The Supreme Court went on to say that the patient’s parents, spouse, or other close relatives will decide on the removal of life support. If they are not present, decisions concerning the matter can be made by any person who is close to the patient. The Court also observed that the patient’s doctors have a prerogative to pull the plug but such decisions should be in the best interest of the patient.

During its consideration of this matter, the Court observed that the parents of Ms. Aruna Ramchandra Shanbaug were dead and her near and dear ones had not visited her since the occurrence of the said assault. Further, the patient had quality treatment, provided by the KEM Hospital’s nurses and other employees. The Court also said that before any decision about stopping the life support, the High Court of the state has to give its nod. The intended rationale for this was to close any loopholes that would lead to dishonest persons ripping the patient off to inherit his properties and other personal effects.

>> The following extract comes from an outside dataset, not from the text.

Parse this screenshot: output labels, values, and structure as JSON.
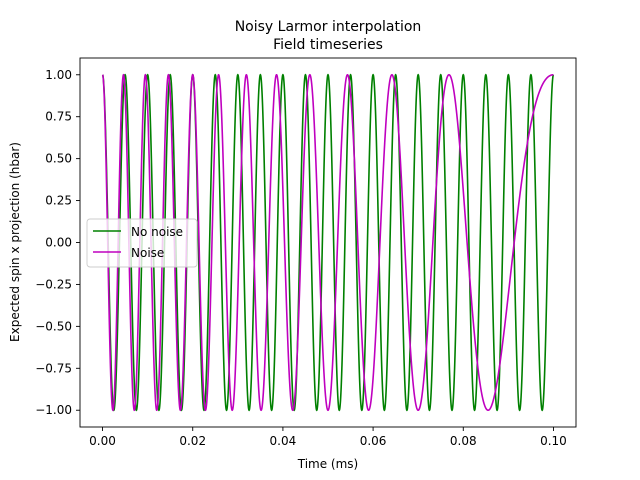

The Court however in its judgment held that Aruna was not brain dead as diagnosed by the doctors and the definition provided in the Transplantation of Human Organs Act, 1994. She had sensations, could breathe without the help of the ventilator, and could deliver the needed stimulation. Surprisingly, although she was in a PVS, her general health was not deteriorating and was fairly stable. It was therefore not reasonable to kill her.

Moreover, it is the management of KEM Hospital and its employees who should have the prerogative to decide matters about Pinki Virani and not the other way around. She was surviving due to the method that was saving her life, which involved mashing the food. In this instance, to cease the life-saving process would mean starving her. The Indian legal system in no way supported starving a person to death.

However, the court ruled that Aruna Shanbaug should not be administered with euthanasia which is why the request was denied. Had the management or employees of KEM Hospital felt the need for the same in the future they could follow the above procedure of approaching the High Court.

This is therefore a major landmark in end-of-life care in India overall. It is evident from the case that India requires appropriate euthanasia legislation. The judgment gave rise to discussions about the consequences of allowing passive euthanasia in society and increasing people’s awareness and empathy for those like Ms. Aruna Shanbaug.

Conclusion

The landmark ruling upheld life's sanctity and emphasized its importance as the cornerstone of the basic right to life guaranteed by Article 21 of the Indian Constitution. The legal, medical, and ethical complexities of the right to life and passive euthanasia were examined by the Supreme Court of India. After consulting with medical professionals, the Court evaluated Ms. Aruna Shanbaug's state of health. After examining the intricacies of her ailment, passive euthanasia was rejected in her instance. Nonetheless, the Court emphasized how crucial it is to respect the autonomy and desires of the patient who lacks the capacity for decision-making.

The landmark case illuminates the nuanced ethical issues surrounding the taking of a life in India, providing insight into how these instances would be handled going forward. Even though the historic ruling establishes specific standards for the practice of passive euthanasia in India and provides a precise process for its implementation, these choices are very difficult to make.